Shifting complexity from modeling to interpreting results

Shifting complexity from modeling to interpreting results

A typical AI problem involves quite a bit of tinkering before the model can start learning. Say you want to recognize objects; you need a fairly large number of pictures depicting the objects and associated labels (the names of the objects).
The pictures must be curated, to make sure that they are the same size, the objects stand out, etc. In this example, you would like the model to learn the association between an object and a label, so that it can tell which object appears in a picture it has not seen before. You might consider that the system has learned when it is able to recognize an object in a new picture 90% of the times.

I was intrigued by this paper End to End Learning for Self-Driving Cars because of the "end to end" approach. The system is continuously fed the frame of the road and the steering wheel turn associated with the frame, so that it is able to learn this association. That's it! Actually, it is a bit more complicated than that, it involves tinkering as usual, but that`s the gist of it.
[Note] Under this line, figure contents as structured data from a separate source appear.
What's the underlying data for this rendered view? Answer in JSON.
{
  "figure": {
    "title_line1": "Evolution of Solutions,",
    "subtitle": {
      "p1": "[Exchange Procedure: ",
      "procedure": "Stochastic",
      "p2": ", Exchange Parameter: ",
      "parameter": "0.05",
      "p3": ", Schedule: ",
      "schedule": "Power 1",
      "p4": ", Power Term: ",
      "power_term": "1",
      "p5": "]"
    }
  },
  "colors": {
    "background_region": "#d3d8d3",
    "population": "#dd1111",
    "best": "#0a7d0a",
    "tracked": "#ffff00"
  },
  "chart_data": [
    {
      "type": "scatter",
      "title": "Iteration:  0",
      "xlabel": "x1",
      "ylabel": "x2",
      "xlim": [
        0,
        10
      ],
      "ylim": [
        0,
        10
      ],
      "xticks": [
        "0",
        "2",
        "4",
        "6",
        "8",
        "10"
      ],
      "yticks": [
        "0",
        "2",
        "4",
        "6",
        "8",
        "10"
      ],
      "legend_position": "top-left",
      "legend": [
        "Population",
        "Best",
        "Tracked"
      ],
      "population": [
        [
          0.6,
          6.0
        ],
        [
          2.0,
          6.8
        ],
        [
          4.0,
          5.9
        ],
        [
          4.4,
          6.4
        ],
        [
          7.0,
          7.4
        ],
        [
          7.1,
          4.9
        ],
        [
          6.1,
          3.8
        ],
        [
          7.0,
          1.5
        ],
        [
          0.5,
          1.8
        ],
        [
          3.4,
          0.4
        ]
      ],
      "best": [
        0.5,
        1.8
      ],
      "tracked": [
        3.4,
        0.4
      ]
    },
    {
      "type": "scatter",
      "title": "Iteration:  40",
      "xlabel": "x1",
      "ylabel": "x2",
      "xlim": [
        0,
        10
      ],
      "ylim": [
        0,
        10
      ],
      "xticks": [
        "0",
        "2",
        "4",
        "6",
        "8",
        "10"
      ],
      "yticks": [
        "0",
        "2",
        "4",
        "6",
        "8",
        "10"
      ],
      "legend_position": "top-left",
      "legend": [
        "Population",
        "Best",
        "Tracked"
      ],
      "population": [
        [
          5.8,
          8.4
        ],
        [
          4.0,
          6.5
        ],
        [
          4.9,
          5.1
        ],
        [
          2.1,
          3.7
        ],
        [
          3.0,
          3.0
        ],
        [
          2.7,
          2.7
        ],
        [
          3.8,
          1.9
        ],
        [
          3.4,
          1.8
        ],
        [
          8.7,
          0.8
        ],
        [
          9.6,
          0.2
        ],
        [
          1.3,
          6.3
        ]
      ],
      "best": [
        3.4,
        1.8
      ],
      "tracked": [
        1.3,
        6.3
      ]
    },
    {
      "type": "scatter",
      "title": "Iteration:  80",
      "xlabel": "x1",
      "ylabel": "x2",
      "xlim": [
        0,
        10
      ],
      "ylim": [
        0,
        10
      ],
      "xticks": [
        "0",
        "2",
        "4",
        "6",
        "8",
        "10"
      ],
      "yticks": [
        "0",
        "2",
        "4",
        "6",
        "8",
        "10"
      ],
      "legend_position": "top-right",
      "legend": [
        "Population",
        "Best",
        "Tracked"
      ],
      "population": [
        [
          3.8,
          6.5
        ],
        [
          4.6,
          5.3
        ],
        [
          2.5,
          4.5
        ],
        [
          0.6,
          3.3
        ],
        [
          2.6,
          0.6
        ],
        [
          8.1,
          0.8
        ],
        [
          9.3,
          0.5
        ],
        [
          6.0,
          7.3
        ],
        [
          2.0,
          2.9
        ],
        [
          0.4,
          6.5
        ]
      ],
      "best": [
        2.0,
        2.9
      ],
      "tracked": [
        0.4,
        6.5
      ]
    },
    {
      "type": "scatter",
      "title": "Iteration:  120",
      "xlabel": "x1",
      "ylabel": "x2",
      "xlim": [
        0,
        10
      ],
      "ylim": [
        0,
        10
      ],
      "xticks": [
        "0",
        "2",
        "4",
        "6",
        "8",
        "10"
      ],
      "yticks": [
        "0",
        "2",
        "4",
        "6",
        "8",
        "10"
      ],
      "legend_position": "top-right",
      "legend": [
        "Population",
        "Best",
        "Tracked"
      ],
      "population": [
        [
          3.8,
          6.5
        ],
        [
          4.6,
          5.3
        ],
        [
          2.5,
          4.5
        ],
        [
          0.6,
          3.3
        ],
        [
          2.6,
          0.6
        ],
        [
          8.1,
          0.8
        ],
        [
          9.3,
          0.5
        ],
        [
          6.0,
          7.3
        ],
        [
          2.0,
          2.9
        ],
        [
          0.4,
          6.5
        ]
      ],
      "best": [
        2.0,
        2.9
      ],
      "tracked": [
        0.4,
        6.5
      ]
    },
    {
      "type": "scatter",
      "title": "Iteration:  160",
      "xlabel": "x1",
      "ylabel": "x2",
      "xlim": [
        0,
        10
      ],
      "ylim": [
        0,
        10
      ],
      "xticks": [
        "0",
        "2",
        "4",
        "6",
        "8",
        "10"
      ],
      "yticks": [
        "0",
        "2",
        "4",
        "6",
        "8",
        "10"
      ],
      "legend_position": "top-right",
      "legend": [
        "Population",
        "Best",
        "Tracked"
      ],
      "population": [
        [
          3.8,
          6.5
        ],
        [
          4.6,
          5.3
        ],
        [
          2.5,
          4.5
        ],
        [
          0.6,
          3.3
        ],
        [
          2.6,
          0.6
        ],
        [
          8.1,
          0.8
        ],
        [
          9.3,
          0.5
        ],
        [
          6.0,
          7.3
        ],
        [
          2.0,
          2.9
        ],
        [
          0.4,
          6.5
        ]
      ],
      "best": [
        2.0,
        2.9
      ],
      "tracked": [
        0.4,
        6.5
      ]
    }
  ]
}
The system learns from raw data, not "from explicit decomposition of the problem, such as lane marking detection, path planning, and control". This means that the system is not built to recognize "human-selected intermediate criteria, e.g., lane detection", but just learns what it needs, from its perspective, to be able to perform the association successfully. Also this means that the network can be smaller because it is optimized to learn only what it needs, not what engineers think it might need.

This is great, except that now we would like to know what the system learned by looking inside the network, for example, but it is a bit hard to draw any conclusions from that. We cut off a lot of complexity involved in devising a learning system, but it is fair to say that we now have to devise a method to understand what the system learned.

Also, the system learns depending on the type of training. This adds another layer of complexity when one tries to understand the rusults.

Biology can provide an inspiration. When you teach a child how to perform a certain task, you cannot just look inside his brain to make sure everything is right, you ask questions, you let him perform the task in different contexts.

Update: interesting critique of End to End learning: Prof. Amnon Shashua talk.